Tawaran proyek ‘prestisius’ ini  pasti segera disambut dengan suka cita bagi mereka yang senantiasa merindukan surga. Tangan-tangan ringan sebagai bentuk tanggung jawab sosial Anda akan lebih bermakna daripada pidato berapi-api di forum pengajian, kampus, gedung dewan,  dengan riuh gemuruh tepuk tangan ribuan orang sekali pun. Jangan sampai kekhusukan kita beribadah, keasyikan dengan nikmatnya fatamorgana jabatan dan meruahnya kesuksesan dunia sehingga teledor memberikan perhatian pada nasib masyarakat yang membutuhkan.

Melengkapi ‘potret buram’ dari peristiwa gantung diri siswa kelas IV SD di Pesanggaran itu, dari peristiwa-peristiwa yang mengenaskan yang lain. Warning bagi dunia pendidikan juga. Bagaimana kita bisa meyakinkan bahwasanya Banyuwangi yang sudah kadung diproklamasikan sebagai kabupaten aman anak, ramah anak, layak anak dan compassion city (Kabupaten Welas Asih) kalau kenyataannya masih saja praktik-praktik bullying menggejala di sekolah-sekolah.

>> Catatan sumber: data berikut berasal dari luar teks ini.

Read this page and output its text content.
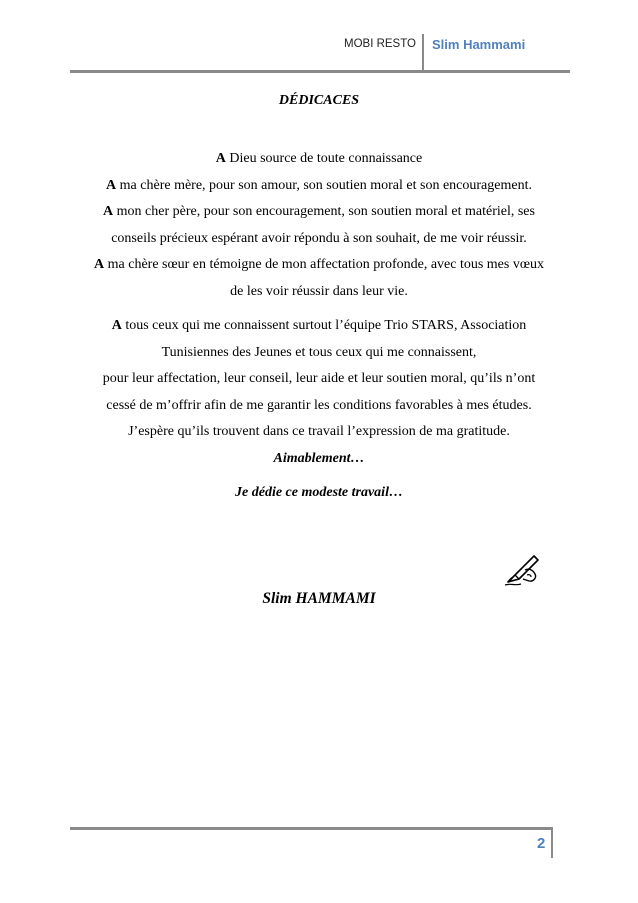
MOBI RESTO Slim Hammami

DÉDICACES

A Dieu source de toute connaissance
A ma chère mère, pour son amour, son soutien moral et son encouragement.
A mon cher père, pour son encouragement, son soutien moral et matériel, ses
conseils précieux espérant avoir répondu à son souhait, de me voir réussir.
A ma chère sœur en témoigne de mon affectation profonde, avec tous mes vœux
de les voir réussir dans leur vie.

A tous ceux qui me connaissent surtout l’équipe Trio STARS, Association
Tunisiennes des Jeunes et tous ceux qui me connaissent,
pour leur affectation, leur conseil, leur aide et leur soutien moral, qu’ils n’ont
cessé de m’offrir afin de me garantir les conditions favorables à mes études.
J’espère qu’ils trouvent dans ce travail l’expression de ma gratitude.

Aimablement…

Je dédie ce modeste travail…

Slim HAMMAMI
2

Bolehlah kita mengacungkan dua jempol atas prestasi pemerintah daerah sukses menurunkan angka kemiskinan dan sukses besar menaikan reputasi dan prestasi luar biasa gemilang di sektor investasi modal. Lebih dahsyat lagi atas  keberhasilan Bupati Banyuwangi meng-gol-kan golden share kelar 15% atas harta karun Tumpang Pitu dari PT IMN. Paling tidak wajah psimis lesu  yujah, yunah, yutun akan sedikit lebih sumringah optimis  karena tidak akan lagi menghadapi siklus penyakit ‘miskin turunan’ yang tak pernah putus sebagai penyebab persoalan sosial.

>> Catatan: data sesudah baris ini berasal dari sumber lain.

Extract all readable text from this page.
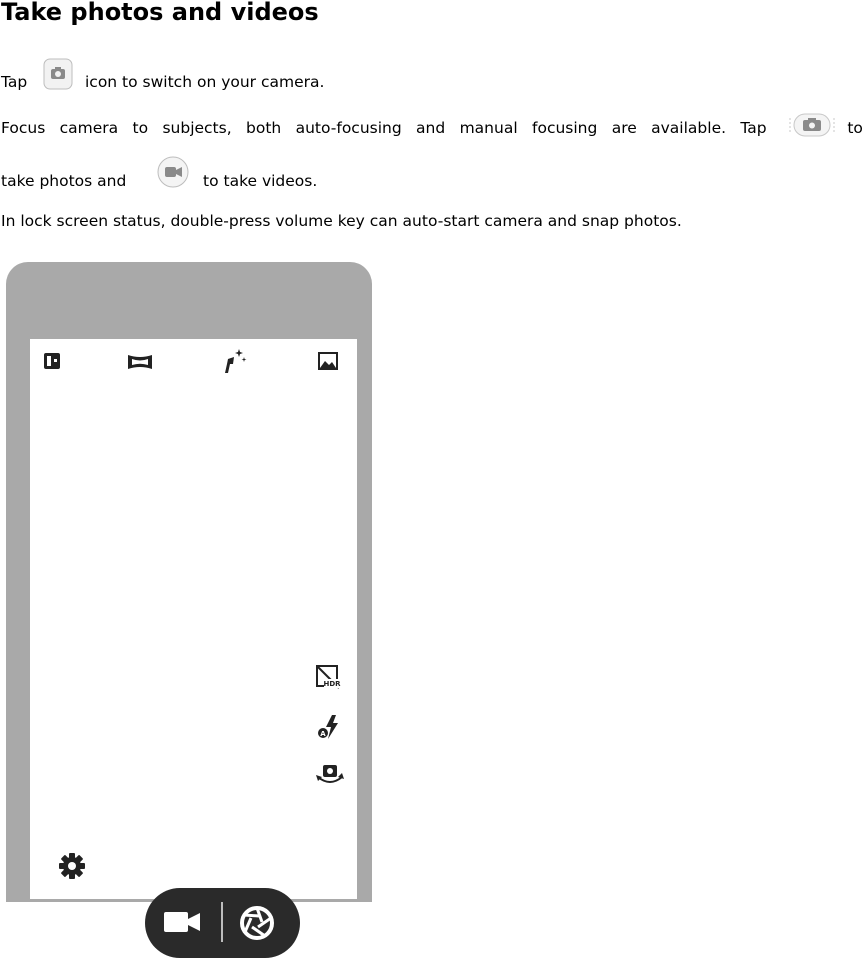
Take photos and videos
Tap	icon to switch on your camera.
Focus camera to subjects, both auto-focusing and manual focusing are available. Tap	to
take photos and	to take videos.
In lock screen status, double-press volume key can auto-start camera and snap photos.
HDR
A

Namun, keadaan itu bisa menjadi suatu yang ironis, jika kita teledor memberikan perhatian pada sektor pembangunan SDM genenerasi di samping membangun kompetensi yang mumpuni sebagai modal dan juga model dalam menghadapi laju perkembangan zaman.

Kita harus bangkit, bersatu, bersinerji membangunan Banyuwangi. Saatnya Banyuwangi menerima ‘award’ karena keberhasilan mengeliminasi angka kekerasan anak.  Insyaallah, The Sun Rise of Java akan menjadi sinar inspirasi membangun Indonesia. Semoga.
Mbah Guru Rifai, Genteng Banyuwangi.